The Daily Prompt today asks for a word that sound like the exact opposite of what it refers to.
There is a particular word that I find truly offensive. Words don’t typically offend, not individual words, anyway. I suppose there is an infinite number of word combinations that can offend my sensibilities, but a single word? Not many words all on their own can disgust me. There is one though.
It’s not a word that would offend most people. In fact, I’m very fond of a great many words that other people can’t stand to hear. A pair of words that I have always had a deep and abiding passion and fascination for are Funk and Shirt. Oh, wait, that’s not right. They’re Fork and Sheet. No, Frack and Chit. Nope, that’s still not right. Anyway, each of those pairs sounds like them.
Nope, profanity doesn’t bother me in the slightest. There aren’t many dirty words that I don’t use. I suppose I picked that up from the oil field. I never did much oil field work, but my father, grandfather and some of my uncles did. Spend time around that crowd, and you’ll hear it all. I mean, you’ll hear it all in the span of ten minutes. I remember one spectacularly eccentric old oil hand who even made up his own curse words, and he was talented at that.
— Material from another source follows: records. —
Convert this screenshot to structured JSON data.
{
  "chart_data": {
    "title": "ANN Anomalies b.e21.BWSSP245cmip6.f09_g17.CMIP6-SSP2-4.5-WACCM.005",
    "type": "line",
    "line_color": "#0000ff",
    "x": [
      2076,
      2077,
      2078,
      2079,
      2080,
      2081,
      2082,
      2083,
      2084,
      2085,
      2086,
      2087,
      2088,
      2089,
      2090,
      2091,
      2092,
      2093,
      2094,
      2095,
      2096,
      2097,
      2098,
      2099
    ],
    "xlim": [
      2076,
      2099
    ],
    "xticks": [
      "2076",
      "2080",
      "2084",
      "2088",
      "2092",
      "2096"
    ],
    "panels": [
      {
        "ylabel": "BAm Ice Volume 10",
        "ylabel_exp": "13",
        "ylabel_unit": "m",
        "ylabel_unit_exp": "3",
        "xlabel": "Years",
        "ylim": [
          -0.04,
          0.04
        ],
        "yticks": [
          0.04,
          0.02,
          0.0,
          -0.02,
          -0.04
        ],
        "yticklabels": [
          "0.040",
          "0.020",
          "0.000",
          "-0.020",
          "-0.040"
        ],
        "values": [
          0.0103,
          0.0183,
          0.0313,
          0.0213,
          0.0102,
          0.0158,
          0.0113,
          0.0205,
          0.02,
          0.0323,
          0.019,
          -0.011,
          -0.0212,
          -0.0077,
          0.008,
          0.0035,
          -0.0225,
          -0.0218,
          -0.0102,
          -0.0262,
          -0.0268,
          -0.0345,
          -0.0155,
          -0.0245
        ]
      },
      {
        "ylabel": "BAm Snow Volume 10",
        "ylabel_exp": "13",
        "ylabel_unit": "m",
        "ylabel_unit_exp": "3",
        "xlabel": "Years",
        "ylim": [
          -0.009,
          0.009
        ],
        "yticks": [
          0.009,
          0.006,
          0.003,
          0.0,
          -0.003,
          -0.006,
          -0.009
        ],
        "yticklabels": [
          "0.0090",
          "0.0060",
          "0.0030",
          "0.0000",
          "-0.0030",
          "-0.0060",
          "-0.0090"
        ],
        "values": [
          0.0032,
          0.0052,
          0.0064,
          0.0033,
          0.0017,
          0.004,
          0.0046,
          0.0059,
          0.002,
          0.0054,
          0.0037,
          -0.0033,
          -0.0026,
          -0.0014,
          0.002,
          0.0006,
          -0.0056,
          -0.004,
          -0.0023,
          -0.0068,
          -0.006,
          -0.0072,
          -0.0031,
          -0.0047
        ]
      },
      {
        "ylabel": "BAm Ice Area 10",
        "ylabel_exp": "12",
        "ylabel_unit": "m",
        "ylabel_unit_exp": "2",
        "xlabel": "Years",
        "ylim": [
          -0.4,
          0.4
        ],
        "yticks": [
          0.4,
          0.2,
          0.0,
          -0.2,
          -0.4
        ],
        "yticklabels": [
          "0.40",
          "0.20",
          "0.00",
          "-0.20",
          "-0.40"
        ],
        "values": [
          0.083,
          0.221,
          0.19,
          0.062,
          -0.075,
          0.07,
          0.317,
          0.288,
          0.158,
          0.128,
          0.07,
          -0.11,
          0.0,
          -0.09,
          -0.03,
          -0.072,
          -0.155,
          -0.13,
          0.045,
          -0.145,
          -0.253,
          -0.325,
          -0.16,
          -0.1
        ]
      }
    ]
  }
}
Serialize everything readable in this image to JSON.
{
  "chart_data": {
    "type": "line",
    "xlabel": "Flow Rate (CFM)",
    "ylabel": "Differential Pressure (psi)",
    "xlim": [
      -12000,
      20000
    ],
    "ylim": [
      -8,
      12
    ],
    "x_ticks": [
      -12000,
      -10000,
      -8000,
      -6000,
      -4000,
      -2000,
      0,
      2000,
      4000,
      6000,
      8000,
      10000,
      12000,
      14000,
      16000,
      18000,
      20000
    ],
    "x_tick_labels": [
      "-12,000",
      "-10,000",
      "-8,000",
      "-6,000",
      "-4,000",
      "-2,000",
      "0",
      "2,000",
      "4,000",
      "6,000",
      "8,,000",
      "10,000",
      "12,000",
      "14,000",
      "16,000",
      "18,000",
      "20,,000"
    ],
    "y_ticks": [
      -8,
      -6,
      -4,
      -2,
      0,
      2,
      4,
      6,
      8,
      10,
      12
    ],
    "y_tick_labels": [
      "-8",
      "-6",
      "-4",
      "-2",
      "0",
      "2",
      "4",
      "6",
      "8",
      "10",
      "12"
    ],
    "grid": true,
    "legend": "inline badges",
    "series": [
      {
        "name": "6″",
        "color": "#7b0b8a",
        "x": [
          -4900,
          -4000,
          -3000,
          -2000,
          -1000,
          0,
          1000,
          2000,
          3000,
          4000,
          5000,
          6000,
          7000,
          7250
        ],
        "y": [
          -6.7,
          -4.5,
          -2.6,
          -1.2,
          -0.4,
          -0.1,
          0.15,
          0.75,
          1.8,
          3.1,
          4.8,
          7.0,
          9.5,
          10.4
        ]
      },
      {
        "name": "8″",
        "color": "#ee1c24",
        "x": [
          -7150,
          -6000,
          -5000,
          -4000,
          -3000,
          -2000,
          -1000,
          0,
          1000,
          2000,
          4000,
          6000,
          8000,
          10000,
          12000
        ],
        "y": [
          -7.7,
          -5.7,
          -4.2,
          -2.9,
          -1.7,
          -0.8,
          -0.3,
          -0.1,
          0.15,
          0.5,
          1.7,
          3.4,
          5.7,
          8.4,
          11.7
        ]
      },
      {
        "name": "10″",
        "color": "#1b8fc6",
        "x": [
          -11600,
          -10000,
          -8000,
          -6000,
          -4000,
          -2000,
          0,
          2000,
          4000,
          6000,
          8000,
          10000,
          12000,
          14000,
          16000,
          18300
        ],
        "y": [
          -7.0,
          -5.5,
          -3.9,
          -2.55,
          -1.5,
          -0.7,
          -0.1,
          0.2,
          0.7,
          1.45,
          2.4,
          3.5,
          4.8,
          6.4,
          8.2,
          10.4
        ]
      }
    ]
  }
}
If nothing of that nature can bother me, then what word could? What word makes my skin crawl whenever I encounter it? If you’re faint of heart, cover your ears. That doesn’t make sense, I’m typing, not talking. I suppose you could cover your eyes, but then I’d have a hard time telling you when to stop.
The word is Prosaic. A word typically held in reserve for the intellectual or those who wish they were. It’s a terrible word. If you don’t understand why, don’t worry, I’ll explain it. I happen to have my Webster’s Dictionary handy. Prosaic, adj. 1 a : characteristic of prose as distinguished from poetry : FACTUAL
Okay, that didn’t sound bad at all. Did I remember wrong? Because that definition didn’t bother me at all. Then again, when I hear or read the word prosaic, that’s not usually what it suggests. There’s another meaning. Ah, here, if I keep reading the definition, it goes on to say, b : DULL, UNIMAGINATIVE 2 : EVERYDAY, ORDINARY. Oh yeah. That’s bad. The word prosaic isn’t usually intended to suggest that something is like prose. It means that something lacks poetry. It is bland, featureless, conventional, without grace or inspiration. Now, since I happen to write prose, I find that more than a little offensive. More to the point, returning to the question posed by the prompt, I find it inaccurate. Prose is not a plain and lifeless art form, and I resent the implication that it is. Prose does not always blankly define and inform. Prose describes. Prose creates. Prose sculpts ideas, stories and philosophies. How did a form of the word prose become a synonym for boredom? Someone out there must think no good books have ever been written.